How Much is Lost Productivity Costing Your Business? (Infographic)

May 9, 2016

In the modern rush to create the ultimate corporate culture to attract top talent, businesses and entrepreneurs have begun introducing more distractions into the workplace (ping pong tables and shuffleboards, anyone?) seemingly without consideration for the potential cost of lost productivity.


One might argue that a happy worker is a productive worker, and studies have been conducted to prove this theory true.


However, there is very little argument that full blown “goofing-off” does any good at all. An employee who is general so disengaged that they not only think nothing of wasting their own time but other’s time as well is not going to increase productivity no matter how many ping pong paddles you ply her with.

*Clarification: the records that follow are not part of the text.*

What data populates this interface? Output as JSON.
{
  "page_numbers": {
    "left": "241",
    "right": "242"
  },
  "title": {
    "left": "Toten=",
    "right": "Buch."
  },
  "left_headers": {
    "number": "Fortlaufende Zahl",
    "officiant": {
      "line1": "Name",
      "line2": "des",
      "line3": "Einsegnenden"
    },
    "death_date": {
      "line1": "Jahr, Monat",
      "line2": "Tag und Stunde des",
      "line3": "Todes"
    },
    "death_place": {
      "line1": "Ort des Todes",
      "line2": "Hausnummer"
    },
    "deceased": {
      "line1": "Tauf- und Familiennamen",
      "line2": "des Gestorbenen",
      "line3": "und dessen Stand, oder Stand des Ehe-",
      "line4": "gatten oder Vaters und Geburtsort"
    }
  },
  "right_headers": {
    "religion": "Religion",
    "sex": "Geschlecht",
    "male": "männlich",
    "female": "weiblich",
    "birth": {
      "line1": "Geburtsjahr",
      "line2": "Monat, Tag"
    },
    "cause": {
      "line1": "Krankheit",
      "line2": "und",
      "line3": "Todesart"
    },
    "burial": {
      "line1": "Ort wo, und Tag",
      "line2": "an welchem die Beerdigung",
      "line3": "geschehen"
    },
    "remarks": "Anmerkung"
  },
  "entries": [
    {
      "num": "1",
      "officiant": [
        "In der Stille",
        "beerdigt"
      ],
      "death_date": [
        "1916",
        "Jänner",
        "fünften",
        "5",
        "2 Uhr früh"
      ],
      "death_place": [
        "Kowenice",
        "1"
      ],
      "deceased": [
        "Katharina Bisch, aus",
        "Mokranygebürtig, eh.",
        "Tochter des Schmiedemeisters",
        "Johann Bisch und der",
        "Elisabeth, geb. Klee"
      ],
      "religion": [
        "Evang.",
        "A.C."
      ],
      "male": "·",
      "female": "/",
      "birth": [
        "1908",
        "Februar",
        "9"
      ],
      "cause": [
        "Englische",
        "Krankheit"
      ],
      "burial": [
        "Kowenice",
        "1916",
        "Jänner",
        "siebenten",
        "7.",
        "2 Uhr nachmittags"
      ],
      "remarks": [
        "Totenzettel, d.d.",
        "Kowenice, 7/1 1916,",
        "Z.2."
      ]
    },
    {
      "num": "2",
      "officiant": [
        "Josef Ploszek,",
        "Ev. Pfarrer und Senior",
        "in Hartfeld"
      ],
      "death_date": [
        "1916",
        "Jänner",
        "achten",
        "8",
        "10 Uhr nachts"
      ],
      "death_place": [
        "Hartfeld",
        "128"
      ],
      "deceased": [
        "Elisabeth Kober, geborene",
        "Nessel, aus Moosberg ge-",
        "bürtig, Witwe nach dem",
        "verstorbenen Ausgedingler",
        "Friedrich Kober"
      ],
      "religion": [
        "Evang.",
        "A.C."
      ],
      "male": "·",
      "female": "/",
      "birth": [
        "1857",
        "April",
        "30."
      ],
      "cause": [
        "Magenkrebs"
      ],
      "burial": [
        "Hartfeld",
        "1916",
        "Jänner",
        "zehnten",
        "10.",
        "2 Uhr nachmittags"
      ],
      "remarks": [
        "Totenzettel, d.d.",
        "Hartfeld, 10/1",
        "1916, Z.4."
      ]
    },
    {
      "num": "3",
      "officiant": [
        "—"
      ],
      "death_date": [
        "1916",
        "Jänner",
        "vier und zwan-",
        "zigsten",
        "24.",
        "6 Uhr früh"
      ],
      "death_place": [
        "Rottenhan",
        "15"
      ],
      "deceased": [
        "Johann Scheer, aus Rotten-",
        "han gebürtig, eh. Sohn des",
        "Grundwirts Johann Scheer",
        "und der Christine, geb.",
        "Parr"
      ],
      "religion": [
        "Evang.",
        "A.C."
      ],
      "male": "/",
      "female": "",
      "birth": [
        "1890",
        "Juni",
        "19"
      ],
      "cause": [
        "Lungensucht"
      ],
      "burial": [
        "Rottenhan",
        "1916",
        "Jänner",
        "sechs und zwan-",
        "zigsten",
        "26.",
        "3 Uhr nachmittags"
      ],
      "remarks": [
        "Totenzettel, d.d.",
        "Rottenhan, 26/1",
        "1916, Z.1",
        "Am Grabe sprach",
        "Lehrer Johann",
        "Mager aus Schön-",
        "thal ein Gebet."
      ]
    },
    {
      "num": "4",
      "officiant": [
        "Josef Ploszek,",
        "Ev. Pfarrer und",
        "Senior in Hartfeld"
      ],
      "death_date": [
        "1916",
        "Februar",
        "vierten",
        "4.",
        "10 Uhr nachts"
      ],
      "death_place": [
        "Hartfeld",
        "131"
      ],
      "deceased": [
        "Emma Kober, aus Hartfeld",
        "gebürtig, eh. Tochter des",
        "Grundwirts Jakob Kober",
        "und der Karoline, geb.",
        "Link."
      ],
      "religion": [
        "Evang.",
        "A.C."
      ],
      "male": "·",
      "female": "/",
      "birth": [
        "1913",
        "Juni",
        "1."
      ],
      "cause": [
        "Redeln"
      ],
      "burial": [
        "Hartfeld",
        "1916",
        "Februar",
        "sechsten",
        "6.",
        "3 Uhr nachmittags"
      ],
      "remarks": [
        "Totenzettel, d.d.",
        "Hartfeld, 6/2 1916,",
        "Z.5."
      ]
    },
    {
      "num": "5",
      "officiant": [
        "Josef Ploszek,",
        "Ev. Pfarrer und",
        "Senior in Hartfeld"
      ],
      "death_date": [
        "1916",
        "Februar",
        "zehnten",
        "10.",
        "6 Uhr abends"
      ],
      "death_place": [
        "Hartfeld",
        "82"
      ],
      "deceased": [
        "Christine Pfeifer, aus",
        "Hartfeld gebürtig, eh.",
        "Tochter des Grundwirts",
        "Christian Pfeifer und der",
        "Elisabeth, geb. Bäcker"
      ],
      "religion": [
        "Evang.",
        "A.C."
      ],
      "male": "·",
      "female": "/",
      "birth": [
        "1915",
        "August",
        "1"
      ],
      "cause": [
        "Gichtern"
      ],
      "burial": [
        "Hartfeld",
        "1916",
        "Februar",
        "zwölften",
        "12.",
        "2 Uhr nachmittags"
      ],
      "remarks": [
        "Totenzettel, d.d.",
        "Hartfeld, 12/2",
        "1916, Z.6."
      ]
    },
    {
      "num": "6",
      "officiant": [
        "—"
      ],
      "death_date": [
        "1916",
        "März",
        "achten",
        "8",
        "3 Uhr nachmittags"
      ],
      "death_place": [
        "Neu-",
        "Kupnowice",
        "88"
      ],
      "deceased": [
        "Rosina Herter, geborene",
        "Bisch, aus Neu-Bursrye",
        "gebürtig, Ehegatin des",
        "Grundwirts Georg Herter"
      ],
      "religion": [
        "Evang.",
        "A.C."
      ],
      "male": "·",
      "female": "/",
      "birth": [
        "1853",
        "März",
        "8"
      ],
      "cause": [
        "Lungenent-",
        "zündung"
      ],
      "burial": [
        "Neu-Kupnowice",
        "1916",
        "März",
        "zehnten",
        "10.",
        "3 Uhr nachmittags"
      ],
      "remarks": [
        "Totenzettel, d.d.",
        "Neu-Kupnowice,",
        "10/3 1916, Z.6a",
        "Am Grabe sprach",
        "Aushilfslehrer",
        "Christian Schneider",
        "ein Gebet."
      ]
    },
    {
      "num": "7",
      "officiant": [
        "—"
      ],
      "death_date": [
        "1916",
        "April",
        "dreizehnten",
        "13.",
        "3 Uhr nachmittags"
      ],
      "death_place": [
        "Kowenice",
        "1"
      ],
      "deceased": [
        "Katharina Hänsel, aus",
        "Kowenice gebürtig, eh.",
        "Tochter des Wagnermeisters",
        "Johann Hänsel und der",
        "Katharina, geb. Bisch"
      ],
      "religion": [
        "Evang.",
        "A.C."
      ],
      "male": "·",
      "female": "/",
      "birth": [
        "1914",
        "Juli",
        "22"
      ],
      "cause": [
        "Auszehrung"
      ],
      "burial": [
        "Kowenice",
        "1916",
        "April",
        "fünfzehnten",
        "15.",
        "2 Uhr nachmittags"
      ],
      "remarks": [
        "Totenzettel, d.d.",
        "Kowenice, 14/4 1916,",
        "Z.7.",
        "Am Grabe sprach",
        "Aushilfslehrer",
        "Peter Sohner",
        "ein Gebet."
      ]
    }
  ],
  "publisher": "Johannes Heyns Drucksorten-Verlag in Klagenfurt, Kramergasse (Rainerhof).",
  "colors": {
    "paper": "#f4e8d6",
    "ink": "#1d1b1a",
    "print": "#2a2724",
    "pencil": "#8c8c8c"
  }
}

This Infographic from Do My LLC strives to assign a dollar amount to the actual time that a habitual lack of productivity can cost an organization annually (scroll to the bottom for a chart that has data points based on yearly salary).


Time is money: the true cost of goofing off at work Infographic


The data point about 69% of workers admit to wasting time at work comes from a Salary.com survey where people were asked to fess up to their time wasting activities and enumerate their own individual time sucks that they encountered day to day.


I find it rather fascinating that people would actually admit to this stuff. According to the survey some (2% or so) even divulged that they regularly wasted up to 5 hours a day which is kind of unbelievable. How does one even get away with that much slacking off? If you extrapolate the data points within this Infographic to a person who waste 5 hours a day at work, that means that (if that person made 50k a year) their lack of productivity would cost the company (annually) $ 32,370.52, a full three-quarters of that person’s annual take home.


I don’t know about you, but that number would make me seriously want to reconsider the inclusion of too many shuffleboard tables around the office if I were in charge.